Picture this: you have coily hair and you’re trying to find a new style to put your hair in, so you go to YouTube and search “easy natural hairstyles.” After clicking on the most viewed one, you immediately notice: this girl’s hair is nothing like yours. Most of the other top videos are the same, girls with much looser curl textures. So, you redefine your search: “easy natural hairstyles for 4c hair.” Now, maybe you can find something.
If you’re not familiar with hair types, the chart below should explain it.
“Natural hair” is usually defined as type 3 and 4 hair, but there is a distinctive difference in the needs of, say, 3b vs 4c hair. Over the past couple of years, the internet has exploded with black women embracing their curls, as well as protective styles like box braids and marley twists. Many black women grew up with perms and relaxers, and the heat damage had finally taken its toll. The natural hair movement is a step in the right direction, but still, sometimes it feels like 4C hair is still underrepresented even in a movement that’s seemingly made for us.
I have always wondered why so few of the “natural hair” posts I saw on social media were never 4C hair, but now I recognize that coily hair is still not normalized. When it is praised, it is usually long, leaving little room for girls with short hair, or hair that has a lot of shrinkage.
I have had locs since I was four, and I can hardly remember the short afro I had before. What I initially learned about my hair came from my family, not from the internet. I would always hear my sister complaining about her shrinkage after a wash, and begging my mom to get it done. She hated her natural hair for a long time, and she told me today that she still hasn’t grown to fully love it yet.

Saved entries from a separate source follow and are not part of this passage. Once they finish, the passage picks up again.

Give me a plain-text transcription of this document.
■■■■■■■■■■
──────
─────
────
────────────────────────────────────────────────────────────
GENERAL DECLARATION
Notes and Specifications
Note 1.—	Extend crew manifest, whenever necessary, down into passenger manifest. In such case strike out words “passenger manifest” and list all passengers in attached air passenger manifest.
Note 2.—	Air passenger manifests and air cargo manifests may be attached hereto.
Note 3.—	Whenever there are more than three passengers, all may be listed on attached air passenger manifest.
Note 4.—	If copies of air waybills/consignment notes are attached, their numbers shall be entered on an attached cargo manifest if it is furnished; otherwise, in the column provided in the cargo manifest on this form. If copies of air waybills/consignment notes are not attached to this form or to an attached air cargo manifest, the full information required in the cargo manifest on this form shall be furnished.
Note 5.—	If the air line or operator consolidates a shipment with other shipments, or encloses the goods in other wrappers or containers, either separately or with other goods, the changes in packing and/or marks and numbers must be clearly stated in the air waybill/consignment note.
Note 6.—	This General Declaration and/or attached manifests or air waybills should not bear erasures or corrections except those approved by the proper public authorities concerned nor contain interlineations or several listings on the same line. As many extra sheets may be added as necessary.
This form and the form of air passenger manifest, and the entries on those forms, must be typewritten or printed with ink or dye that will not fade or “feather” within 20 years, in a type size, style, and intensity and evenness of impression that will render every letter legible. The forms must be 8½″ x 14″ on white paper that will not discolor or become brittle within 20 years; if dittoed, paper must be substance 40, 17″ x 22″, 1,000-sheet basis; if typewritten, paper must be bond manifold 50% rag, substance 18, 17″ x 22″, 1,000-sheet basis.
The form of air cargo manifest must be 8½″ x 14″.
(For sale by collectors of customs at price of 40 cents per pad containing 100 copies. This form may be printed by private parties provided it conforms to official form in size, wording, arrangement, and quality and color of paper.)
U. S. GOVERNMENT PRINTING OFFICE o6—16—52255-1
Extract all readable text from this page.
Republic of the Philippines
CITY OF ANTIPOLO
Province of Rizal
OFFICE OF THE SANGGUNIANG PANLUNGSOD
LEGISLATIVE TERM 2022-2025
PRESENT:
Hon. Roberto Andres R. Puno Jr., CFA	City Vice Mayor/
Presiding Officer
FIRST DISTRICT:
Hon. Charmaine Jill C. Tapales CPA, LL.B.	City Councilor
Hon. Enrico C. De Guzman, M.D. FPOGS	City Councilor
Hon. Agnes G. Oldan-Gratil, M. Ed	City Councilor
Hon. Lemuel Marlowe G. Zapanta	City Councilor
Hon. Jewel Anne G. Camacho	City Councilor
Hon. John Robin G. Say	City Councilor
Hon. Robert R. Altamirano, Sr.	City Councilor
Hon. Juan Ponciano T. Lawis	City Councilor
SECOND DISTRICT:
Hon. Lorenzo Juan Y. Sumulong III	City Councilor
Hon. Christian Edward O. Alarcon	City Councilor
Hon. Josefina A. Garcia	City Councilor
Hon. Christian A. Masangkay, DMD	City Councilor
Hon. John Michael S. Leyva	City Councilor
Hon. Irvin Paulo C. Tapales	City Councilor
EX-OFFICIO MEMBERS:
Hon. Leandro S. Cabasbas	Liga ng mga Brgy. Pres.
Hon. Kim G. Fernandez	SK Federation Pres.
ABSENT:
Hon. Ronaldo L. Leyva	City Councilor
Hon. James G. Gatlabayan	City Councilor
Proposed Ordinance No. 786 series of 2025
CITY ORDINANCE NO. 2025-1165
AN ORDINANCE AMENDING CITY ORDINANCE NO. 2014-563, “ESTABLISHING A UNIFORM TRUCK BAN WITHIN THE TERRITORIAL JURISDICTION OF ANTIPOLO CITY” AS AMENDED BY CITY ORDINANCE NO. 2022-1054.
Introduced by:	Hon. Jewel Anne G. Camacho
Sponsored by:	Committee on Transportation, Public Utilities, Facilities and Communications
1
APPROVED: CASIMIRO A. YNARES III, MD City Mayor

When I eventually began to look towards Google for hair advice, I quickly deduced that I had 4C hair, even if most of it was in locs. I remember genuinely thinking, because of all the natural hair tutorial videos that I watched, that if people with 4C hair could take care of their hair “the right way” their curls would loosen.
After I finally realized that my curl pattern couldn’t change, I felt let down. I appreciated the look of curly hair, just not the curly hair that I had. I remember wanting the “good” curly hair I saw all over the internet, just because it seemed prettier and easier to manage.
I think of hair discrimination, in the broadest sense, as meaning discrimination that targets all curly hair types in favor of preferring straight hair. It was only 2019 when California became the only state thus far to pas a law against the discrimination of afro-textured hair, showing that choosing to wear natural hair can sometimes more than just a personal choice. It can affect your job prospects and your career.
When I think of hair texture discrimination specifically, I begin to think more about the way it shows up in the black community. Remember when the internet made a whole petition that just aimed to make Blue Ivy, Beyoncé’s daughter, “brush her hair?” It’s something that certainly wouldn’t have happened if her hair was loosely curled and deemed “acceptable.”
4C hair is so often called unkempt and unmanageable, but people fail to recognize the sheer lack of products genuinely meant to take care of the curliest hair types. Youtubers with coily hair textures are few and far between, making it even more difficult to find advice.
It’s not as if looser textures don’t deserve love too, but when people say they’re for natural hair, they should mean all natural hair. Whether it is short or long, edges done or not. Black women of every hair texture deserve to see their hair respected, praised, and represented.